Redgate has updated its Flyway platform for applying DevOps workflows to database platforms to now provide deeper integration into command line interface (CLI) tools and integrated developer environments (IDEs).
In addition, the Flyway platform now enables state-based deployments using scripts that can be generated based on a specific schema.
Finally, Redgate is also adding options that enable DevOps teams to choose whether they want to include backups as baselines, automate the backup process altogether or never allow any type of shadow database.
Max Drobot, group product manager at Redgate, said these latest additions are intended to make it simpler for software engineering teams with varying levels of maturity to start automating the management of databases within the context of a DevOps workflow. Rather than trying to create the perfect process, it’s now simpler for DevOps teams to more easily experiment with automating database deployments without increasing risks, he added.
While DevOps engineers and database administrators (DBA) often need to work closely with one another, each of these teams has historically developed a separate culture around different classes of tools. Since it first launched Flyway, Redgate has been making a case for a platform that helps narrow that divide by enabling DevOps engineers to, for example, spin up a database when needed versus waiting for a DBA to have the time that would otherwise be required.
That approach doesn’t eliminate the need for a DBA, but it does serve to reduce the overall level of friction that often exists between DevOps teams and DBAs, noted Drobot.
The need to reduce that friction will become that much more pressing as the amount of data that needs to be incorporated into the next generation of artificial intelligence (AI) applications continues to exponentially increase, he added.
Additionally, DevOps teams as part of building and deploying more secure applications will also eventually need to programmatically apply policies and guardrails to the data being accessed by their applications, noted Drobot.
Managing databases has, of course, become more challenging as the number and types of them has steadily increased.
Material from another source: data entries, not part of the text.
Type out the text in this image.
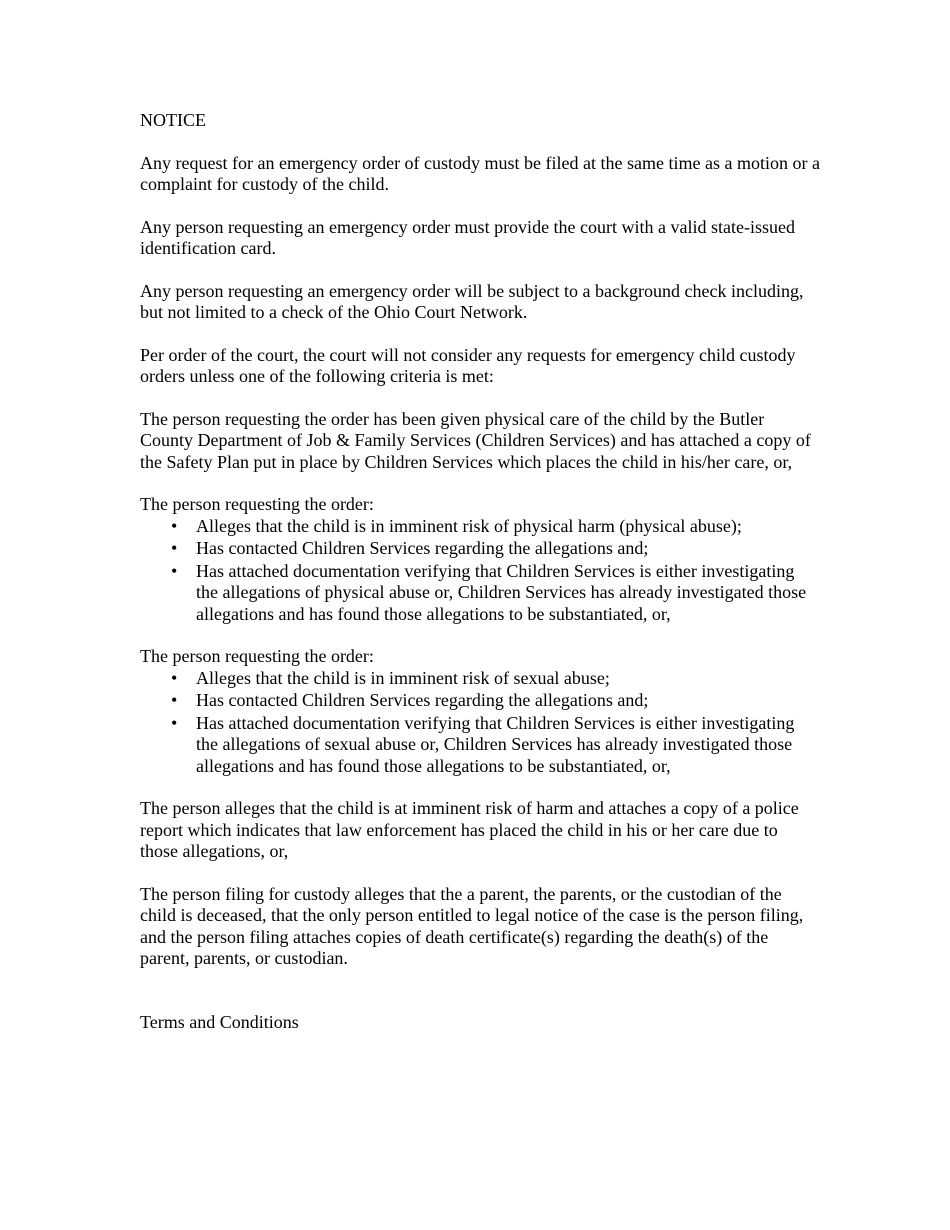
NOTICE
Any request for an emergency order of custody must be filed at the same time as a motion or a complaint for custody of the child.
Any person requesting an emergency order must provide the court with a valid state-issued identification card.
Any person requesting an emergency order will be subject to a background check including, but not limited to a check of the Ohio Court Network.
Per order of the court, the court will not consider any requests for emergency child custody orders unless one of the following criteria is met:
The person requesting the order has been given physical care of the child by the Butler County Department of Job & Family Services (Children Services) and has attached a copy of the Safety Plan put in place by Children Services which places the child in his/her care, or,
The person requesting the order:
• Alleges that the child is in imminent risk of physical harm (physical abuse);
• Has contacted Children Services regarding the allegations and;
• Has attached documentation verifying that Children Services is either investigating the allegations of physical abuse or, Children Services has already investigated those allegations and has found those allegations to be substantiated, or,
The person requesting the order:
• Alleges that the child is in imminent risk of sexual abuse;
• Has contacted Children Services regarding the allegations and;
• Has attached documentation verifying that Children Services is either investigating the allegations of sexual abuse or, Children Services has already investigated those allegations and has found those allegations to be substantiated, or,
The person alleges that the child is at imminent risk of harm and attaches a copy of a police report which indicates that law enforcement has placed the child in his or her care due to those allegations, or,
The person filing for custody alleges that the a parent, the parents, or the custodian of the child is deceased, that the only person entitled to legal notice of the case is the person filing, and the person filing attaches copies of death certificate(s) regarding the death(s) of the parent, parents, or custodian.
Terms and Conditions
Provisioning and managing databases using legacy manual processes is simply no longer tenable, he said.
Many organizations are already embracing platform engineering as a methodology for managing DevOps workflows at scale, so it’s now more a question of when database operations will become more centrally managed within the context of a software development lifecycle (SDLC).
In the meantime, DevOps teams might want to review how application developers are selecting databases for building applications today. All too often, rather than adhering to corporate standards, those decisions are based more on personal preference. In fact, it’s not uncommon for IT teams to find themselves spending time migrating an application developed on one database to another that the organization actually supports.
Each organization will, of course, need to decide on its own to converge the management of DevOps and database operations but given the pace at which modern applications are now being developed and updated in the age of AI, the amount of pressure being applied to achieve that goal is only going to continue to increase.